⑪油の量は重さ(g)で表示してあるのに、しょうゆや牛乳は体積(mLやL)で表示してあります。なぜでしょう?
問題を解いてみていかがでしたか? どうするのかなぁ?? と悩まれたものもあったのでは?!
では、1問ずつ、解答例をあげて解説をします。
時刻に時間をたす問題です。時間の計算では単位をそろえることが大切です。60分でくり上がるので難しいですね。おまけに、午後何時何分かと聞いているので答えの書き方には注意が必要です。
③ 速さは自由にたしざん・ひきざんができない量です。この場合はたしざんは成立しません。
④ 速さのたしざんが成り立つ例です。他に、川の流れと船の速度などで出題されるケースもあります。
⑤温度も自由にたしざん・ひきざんができない量の一つです。皆さんも経験して知っている通り、この場合のたしざんは成立しません。
⑥気温も同じく自由にたしざん・ひきざんはできませんが、平均気温などを出す場合の過程でたしざんをする意味はありますね。
⑦気温に温度差をたす問題の例です。
⑧もしこんなたしざんが成立したら、商品が無料になったり、逆にお金をもらえてしまうこともありえますね! 2つの商品を買ったとき、a円の30%引き と b円の30%引きになるので、合計金額(a+b)円の30%引き になります。

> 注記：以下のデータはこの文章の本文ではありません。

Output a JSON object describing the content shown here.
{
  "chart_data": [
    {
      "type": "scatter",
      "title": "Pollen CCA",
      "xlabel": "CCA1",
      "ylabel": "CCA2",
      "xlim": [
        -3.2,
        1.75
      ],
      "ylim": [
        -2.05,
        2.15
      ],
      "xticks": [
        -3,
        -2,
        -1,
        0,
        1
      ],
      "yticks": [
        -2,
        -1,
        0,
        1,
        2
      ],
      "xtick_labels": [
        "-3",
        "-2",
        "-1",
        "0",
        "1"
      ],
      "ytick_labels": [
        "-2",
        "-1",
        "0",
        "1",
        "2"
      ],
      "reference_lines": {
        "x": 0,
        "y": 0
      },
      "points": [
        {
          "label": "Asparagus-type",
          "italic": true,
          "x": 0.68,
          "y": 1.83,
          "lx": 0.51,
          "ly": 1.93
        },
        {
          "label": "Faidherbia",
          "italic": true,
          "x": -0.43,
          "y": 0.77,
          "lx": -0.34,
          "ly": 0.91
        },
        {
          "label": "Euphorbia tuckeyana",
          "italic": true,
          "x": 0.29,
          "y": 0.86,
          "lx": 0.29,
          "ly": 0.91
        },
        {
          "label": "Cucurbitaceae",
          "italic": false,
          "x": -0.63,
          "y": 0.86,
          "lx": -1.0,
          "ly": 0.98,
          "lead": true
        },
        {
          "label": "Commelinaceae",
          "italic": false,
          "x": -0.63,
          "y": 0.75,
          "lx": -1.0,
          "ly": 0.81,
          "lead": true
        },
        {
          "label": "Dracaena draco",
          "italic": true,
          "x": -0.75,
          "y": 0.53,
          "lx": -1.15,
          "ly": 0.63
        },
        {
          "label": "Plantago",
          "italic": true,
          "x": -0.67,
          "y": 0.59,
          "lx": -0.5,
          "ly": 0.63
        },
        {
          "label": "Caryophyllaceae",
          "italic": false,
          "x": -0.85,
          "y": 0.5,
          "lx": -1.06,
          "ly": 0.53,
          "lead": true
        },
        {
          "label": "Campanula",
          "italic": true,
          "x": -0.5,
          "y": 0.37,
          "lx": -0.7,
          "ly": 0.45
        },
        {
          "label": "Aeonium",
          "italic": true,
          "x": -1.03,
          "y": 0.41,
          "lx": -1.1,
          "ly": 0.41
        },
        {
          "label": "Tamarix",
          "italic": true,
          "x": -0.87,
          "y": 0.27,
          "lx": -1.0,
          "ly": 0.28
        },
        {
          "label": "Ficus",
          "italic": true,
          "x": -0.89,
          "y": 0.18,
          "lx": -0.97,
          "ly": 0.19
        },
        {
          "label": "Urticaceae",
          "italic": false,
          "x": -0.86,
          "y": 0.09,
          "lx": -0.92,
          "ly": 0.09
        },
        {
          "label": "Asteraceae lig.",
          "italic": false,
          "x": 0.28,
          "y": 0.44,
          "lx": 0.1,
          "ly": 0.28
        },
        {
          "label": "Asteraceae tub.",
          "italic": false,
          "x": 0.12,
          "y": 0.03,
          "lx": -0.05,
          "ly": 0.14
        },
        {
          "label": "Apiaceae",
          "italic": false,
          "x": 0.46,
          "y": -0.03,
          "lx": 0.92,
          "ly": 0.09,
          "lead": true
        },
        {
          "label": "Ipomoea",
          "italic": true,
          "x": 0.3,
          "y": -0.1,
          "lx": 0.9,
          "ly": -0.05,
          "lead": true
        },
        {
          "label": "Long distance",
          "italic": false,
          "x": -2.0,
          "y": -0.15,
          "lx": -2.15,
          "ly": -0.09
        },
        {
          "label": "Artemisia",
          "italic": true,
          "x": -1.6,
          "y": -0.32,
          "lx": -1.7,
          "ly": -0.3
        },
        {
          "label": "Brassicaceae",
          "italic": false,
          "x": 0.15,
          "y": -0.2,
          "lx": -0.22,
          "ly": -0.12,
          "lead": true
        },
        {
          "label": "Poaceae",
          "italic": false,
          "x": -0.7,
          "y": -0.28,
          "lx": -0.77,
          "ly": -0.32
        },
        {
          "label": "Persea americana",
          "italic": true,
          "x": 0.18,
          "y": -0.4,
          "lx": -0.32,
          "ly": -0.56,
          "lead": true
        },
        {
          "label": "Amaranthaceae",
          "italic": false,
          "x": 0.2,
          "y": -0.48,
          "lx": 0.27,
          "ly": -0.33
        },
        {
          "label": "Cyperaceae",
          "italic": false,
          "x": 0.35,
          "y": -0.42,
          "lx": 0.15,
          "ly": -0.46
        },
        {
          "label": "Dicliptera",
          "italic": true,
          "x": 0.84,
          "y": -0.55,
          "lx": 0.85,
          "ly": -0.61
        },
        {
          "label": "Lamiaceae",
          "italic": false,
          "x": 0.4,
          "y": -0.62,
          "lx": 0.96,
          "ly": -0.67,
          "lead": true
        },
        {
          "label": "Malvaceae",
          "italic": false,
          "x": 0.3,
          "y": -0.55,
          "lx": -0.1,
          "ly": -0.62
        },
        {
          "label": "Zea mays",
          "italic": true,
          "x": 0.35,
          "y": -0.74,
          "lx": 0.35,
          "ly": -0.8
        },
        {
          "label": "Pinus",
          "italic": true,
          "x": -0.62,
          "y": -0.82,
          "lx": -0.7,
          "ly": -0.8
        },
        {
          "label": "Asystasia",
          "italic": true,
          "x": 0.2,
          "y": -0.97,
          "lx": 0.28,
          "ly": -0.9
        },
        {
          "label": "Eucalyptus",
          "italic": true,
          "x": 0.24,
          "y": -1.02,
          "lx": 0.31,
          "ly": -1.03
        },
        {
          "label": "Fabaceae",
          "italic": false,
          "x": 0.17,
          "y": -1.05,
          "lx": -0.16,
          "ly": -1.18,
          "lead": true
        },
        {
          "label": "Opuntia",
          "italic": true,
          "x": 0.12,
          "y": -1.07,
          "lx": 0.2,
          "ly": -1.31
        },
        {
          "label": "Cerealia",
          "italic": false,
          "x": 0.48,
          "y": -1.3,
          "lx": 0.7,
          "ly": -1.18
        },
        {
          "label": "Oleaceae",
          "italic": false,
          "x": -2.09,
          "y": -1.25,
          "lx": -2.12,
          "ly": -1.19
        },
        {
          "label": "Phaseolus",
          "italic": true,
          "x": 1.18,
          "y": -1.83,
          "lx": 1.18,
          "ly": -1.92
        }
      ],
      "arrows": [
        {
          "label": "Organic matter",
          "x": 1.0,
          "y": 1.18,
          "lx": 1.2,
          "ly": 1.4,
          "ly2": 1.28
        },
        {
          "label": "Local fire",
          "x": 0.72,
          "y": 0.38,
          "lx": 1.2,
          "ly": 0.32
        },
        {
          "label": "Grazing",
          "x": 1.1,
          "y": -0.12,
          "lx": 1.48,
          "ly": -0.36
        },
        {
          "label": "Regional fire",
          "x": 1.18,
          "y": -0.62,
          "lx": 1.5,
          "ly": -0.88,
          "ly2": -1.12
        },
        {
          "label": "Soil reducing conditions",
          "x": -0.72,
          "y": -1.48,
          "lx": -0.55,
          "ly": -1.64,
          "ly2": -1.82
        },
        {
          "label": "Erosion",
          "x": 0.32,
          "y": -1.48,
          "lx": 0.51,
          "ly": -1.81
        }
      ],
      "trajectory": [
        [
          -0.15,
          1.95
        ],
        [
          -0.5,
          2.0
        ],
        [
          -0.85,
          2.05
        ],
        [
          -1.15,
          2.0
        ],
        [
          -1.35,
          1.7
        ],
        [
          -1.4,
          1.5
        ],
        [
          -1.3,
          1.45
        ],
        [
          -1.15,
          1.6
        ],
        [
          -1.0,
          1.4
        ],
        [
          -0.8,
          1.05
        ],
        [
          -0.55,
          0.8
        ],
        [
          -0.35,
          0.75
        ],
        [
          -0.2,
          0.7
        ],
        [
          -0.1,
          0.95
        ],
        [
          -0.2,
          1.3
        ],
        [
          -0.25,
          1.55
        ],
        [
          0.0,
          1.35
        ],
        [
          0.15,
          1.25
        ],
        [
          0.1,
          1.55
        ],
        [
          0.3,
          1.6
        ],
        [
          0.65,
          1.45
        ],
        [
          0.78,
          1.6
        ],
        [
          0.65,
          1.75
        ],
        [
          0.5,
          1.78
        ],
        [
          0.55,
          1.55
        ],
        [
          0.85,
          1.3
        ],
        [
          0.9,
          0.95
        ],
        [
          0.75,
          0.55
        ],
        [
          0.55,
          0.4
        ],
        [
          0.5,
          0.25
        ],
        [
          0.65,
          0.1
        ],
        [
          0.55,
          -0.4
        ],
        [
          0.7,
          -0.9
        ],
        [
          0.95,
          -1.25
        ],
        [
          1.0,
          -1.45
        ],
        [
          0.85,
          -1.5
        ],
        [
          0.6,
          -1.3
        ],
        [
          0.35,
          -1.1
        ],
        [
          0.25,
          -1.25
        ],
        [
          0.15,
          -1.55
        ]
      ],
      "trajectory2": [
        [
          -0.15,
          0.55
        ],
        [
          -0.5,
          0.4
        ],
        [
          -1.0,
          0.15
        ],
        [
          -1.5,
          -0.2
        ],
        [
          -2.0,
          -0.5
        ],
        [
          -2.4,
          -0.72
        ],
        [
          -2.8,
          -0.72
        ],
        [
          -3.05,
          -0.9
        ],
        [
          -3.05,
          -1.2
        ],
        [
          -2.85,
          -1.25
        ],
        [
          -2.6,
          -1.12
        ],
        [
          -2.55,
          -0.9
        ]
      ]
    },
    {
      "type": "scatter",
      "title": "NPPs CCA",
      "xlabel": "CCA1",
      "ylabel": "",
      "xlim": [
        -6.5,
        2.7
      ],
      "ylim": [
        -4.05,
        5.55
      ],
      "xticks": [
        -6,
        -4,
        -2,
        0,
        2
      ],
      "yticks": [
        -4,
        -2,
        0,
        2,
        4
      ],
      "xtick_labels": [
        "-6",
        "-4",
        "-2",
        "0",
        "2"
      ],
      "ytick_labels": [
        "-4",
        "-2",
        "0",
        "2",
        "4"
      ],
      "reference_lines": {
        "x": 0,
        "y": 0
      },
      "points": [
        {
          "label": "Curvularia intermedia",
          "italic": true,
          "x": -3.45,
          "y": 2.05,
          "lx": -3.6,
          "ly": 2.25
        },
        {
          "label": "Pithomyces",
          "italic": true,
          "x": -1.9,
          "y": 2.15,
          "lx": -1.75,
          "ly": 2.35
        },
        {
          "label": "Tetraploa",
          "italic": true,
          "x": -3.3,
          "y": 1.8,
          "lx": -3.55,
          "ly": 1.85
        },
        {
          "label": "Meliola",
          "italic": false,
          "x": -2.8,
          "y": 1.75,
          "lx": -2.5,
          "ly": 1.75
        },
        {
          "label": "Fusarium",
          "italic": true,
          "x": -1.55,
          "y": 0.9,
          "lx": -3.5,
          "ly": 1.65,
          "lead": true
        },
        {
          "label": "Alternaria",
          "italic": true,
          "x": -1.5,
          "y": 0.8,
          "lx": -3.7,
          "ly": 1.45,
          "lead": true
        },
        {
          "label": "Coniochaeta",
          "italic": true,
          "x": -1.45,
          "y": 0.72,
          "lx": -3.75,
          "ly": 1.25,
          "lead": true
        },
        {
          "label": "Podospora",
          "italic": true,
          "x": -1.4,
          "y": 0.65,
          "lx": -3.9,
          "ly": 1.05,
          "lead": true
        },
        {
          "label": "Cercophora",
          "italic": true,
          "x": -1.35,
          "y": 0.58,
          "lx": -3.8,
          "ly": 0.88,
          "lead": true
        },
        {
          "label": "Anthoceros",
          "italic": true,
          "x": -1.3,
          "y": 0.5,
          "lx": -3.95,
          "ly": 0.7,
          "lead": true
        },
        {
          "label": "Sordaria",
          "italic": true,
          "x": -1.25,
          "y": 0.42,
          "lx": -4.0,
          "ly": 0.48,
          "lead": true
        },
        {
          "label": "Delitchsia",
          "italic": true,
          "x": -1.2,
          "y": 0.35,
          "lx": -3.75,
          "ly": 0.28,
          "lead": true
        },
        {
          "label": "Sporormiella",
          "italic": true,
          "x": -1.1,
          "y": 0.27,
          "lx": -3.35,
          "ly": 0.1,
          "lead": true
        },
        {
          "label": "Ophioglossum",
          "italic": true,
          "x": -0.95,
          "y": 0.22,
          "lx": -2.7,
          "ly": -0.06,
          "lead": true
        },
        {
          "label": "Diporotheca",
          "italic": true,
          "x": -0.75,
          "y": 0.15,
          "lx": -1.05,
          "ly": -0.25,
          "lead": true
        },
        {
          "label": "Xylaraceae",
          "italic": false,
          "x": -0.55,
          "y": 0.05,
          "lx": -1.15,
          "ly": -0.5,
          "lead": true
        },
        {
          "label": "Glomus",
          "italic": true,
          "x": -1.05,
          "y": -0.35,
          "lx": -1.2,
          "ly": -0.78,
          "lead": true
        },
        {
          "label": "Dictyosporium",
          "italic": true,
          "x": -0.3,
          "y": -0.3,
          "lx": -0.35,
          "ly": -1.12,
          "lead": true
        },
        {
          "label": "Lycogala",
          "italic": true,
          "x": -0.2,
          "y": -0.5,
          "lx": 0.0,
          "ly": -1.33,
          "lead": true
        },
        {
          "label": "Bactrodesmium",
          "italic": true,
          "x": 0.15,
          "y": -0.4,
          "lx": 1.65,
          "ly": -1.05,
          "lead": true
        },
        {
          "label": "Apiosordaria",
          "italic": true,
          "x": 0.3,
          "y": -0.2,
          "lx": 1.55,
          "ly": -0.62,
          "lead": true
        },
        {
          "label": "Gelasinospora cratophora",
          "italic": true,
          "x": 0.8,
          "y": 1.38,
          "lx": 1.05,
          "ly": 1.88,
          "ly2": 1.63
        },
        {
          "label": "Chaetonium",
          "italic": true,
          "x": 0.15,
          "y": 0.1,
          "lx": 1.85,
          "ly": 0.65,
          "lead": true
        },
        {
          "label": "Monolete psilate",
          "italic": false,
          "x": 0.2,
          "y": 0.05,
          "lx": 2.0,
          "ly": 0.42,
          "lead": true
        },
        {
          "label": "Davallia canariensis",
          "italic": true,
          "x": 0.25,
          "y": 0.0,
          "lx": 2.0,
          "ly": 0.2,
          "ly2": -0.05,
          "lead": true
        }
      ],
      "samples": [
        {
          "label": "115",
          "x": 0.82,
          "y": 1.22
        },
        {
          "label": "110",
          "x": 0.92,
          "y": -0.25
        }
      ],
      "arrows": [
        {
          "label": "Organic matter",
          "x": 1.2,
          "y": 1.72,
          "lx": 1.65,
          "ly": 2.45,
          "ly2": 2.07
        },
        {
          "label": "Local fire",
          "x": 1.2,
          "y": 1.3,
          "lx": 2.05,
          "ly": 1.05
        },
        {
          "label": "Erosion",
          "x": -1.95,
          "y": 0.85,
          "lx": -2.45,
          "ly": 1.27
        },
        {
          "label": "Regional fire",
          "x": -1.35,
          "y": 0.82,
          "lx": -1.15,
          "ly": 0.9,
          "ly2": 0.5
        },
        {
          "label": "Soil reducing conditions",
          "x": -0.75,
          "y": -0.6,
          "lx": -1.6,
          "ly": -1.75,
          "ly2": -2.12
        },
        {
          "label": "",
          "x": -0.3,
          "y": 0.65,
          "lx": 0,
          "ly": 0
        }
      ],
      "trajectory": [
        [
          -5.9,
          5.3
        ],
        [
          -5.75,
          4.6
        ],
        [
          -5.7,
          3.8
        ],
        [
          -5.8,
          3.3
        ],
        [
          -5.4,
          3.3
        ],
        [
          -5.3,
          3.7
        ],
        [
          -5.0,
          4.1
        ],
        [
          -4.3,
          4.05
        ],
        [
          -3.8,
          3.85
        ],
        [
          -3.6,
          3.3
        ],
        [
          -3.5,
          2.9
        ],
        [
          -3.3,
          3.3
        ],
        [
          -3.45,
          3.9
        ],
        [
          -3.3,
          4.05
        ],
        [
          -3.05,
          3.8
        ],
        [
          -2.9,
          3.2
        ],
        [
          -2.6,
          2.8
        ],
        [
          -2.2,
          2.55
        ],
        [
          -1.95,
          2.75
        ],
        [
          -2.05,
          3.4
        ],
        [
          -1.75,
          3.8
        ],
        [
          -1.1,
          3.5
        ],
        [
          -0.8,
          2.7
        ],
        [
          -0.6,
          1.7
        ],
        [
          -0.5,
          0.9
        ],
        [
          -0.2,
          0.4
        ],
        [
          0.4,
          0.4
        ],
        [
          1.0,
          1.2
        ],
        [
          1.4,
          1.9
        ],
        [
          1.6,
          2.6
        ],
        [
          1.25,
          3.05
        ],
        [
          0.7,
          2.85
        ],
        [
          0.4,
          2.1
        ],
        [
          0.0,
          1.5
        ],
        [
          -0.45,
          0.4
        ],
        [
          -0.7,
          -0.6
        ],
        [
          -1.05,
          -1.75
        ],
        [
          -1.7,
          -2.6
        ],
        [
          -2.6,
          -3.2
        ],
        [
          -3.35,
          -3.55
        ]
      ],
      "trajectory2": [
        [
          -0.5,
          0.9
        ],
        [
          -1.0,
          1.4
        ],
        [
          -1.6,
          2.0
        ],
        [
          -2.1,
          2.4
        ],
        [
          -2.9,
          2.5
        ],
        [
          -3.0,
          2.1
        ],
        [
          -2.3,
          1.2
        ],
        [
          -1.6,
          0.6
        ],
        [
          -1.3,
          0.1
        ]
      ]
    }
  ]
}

⑨ 「重さ」という量は目で見ただけではわかりずらいですね。それゆえ、自由にたしざん・ひきざんができると考えられない子は多いです。実際に体重計でこのような実験をしてみるといいかもしれません。
⑩ こちらも全て重さは600gになります。砂糖が水の中に溶けて見えなくなってしまうと「重さ」までなくなったと考える子どもは案外多いのです。浮かんでいる木も、水中を動いている魚も重さはちゃんと存在しているので、たしざんが成り立ちます。「重さ」には「加法性」があることを子どもたちには知ってほしいと思います。ちなみに「かさ」(体積)はというと、「1リットル+1リットル=2リットル」にならない場合があります。
⑪ 同じ油の重さでも、夏と冬とでは体積が変わるので、油はグラム表記になっています。ご家庭で、油の重さ表示と、ジュースなどの表示を見比べてみましょう。こういった身近なものの表示を調べてみると、子どもたちにも量感覚や単位の感覚が育ちやすいのではないかと思います。
いずれも、生活経験が重要 ということです。